So he chose the medical course.
Vasilkevich influenced him in this regard. Vasilkevich, a student himself, had, rightly or wrongly, an immense influence on his comrades. It happened that at a students' talk a certain grammarian, a philologist, showed with less truth than hypocrisy that a man given to science should devote himself to it exclusively, forget the world, forget happiness, and incarnate himself in science,—be simply its expression, its basis, its word. In this deduction there was more of false enthusiasm and stiltedness than sincerity. "People tell us," continued the speaker, "that an Icelandic fisherman, who had forgotten himself in gazing at the aurora borealis, did not guard against currents. The waters bore him away to deep places, and he, with eyes fixed on those northern lights, became entirely ruddy in their gleams, till at last the spirit of the abyss bore him away and confined him under the glassy wave, but in the fisherman's eyes the lights remained pictured.
"There is science and life!" added he. "The man who has once inclined his forehead before science may let the waves of life bear him to any depth, the light will remain with him."
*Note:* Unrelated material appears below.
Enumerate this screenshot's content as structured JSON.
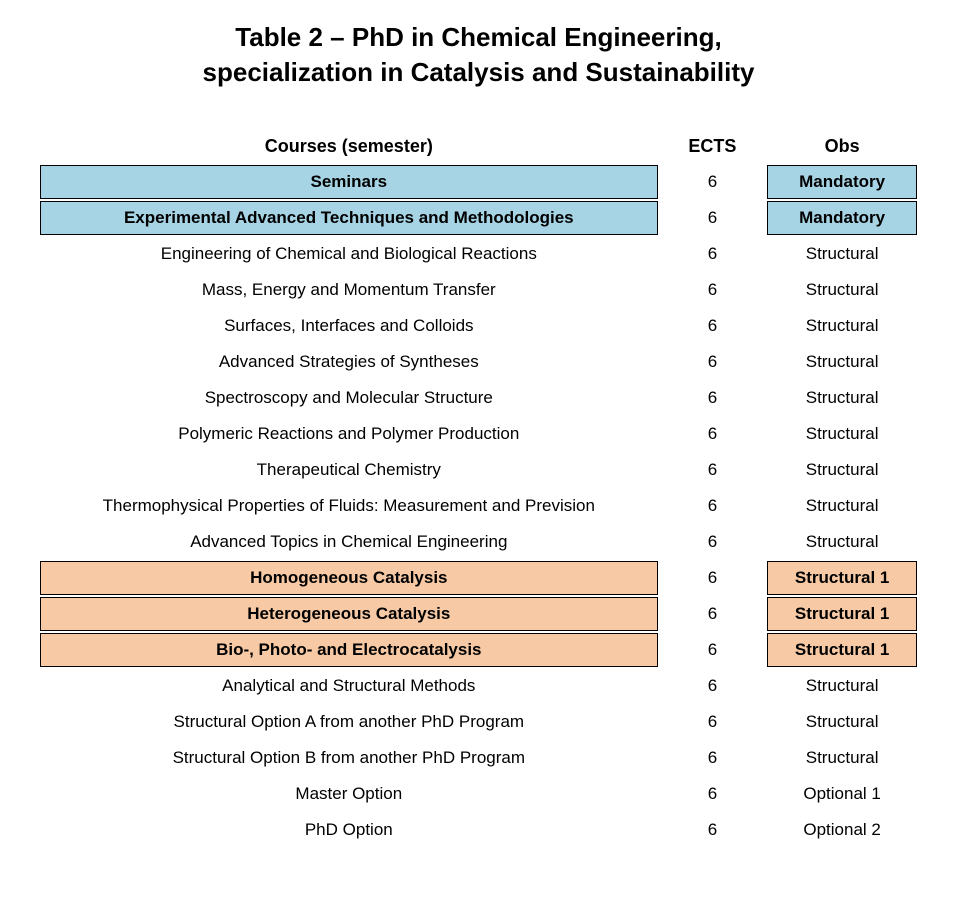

There are principles in the world which one does not recognize, but to come out against them a man needs no small share of courage. So among students one and another were silent, but Vasilkevich panted angrily and rose from his seat; at last he burst out,—
"Tfu! empty words! Let a German consort himself in that way with science, not us! In my mind science is for men, not men for science. Let the German turn himself into a parchment. Thy fisherman was a fool. If he had worked with his oar, he might have seen the lights and brought fish to his children. But again look at the question in this way: Poor people suffer and perish from hunger and cold, and wilt thou tear thyself free of the world and be for men a burden instead of an assistance?
"Oi, Tetvin, Tetvin!" This was the name of the previous speaker. "Consider the sense, not the sound of thy words. Thou art able to unite folly with reason! To-day it seems to thee that thou wilt predict luck from a few faded cards. Not true! When the moment comes and thy breast aches about the heart, thou wilt yearn honestly for happiness in love. For example, in Lithuania, I have a pair of old people in a cottage, my father and mother, as white as doves, and one of them says to the other things of me which are beyond my merits, things which might be told of a golden king's son. What would my worth be were I to shut myself up in a book, not think of them, and neglect them in their old age? None whatever.—Well, I come here and I forget neither science nor them nor myself. And I am not alone. Every man who tills a field has the right to eat bread from it. That to begin with! Science is science; let not a scholar tear himself loose from life, let him not be an incompetent. A scholar is a scholar; but if he cannot button his shirt, if he does not support his own children, and has no care for his wife? Why not reconcile the practice of life with science? Why not bring science into one's career and enliven science itself with life?"
Thus spoke Vasilkevich. He spoke and panted with excitement.
The point is not in this whether he spoke truth or falsehood; we have repeated the conversation because Yosef, by nature inclined to be practical, took it to heart; he considered, meditated, thought, and chose the medical course.
Happen what may, a man brings to the world certain tendencies.
Yosef's mind was realistic by nature, in some way he clung rather to things than ideas—he had therefore no love for dialectics of any sort. He preferred greatly to see an object as it was, and had no wish to have it seem better than it was. The movement of mind in men's heads is of two sorts: one starts eternally from the centre of existence, the other refers each object to some other. Men of the first kind enter into things already investigated, and give them life by connecting them with the main source of existence by a very slender thread of knowledge. The first are the so-called creative capacities; the second grasp things in some fashion, compare them, classify them, and understand them only through arranging and bringing them into classes,—those are the scientific capacities. The first men are born to create, the second to investigate. The difference between them is like that between a spendthrift and a miser, between exhaling and inhaling. It is difficult to tell which is the better: the first have the gift of creating; the second of developing, and above all of digesting. In the second this is active; true, the stomach has that power also. A perfect balance between these powers constitutes genius. In such a case there is a natural need of broad movements.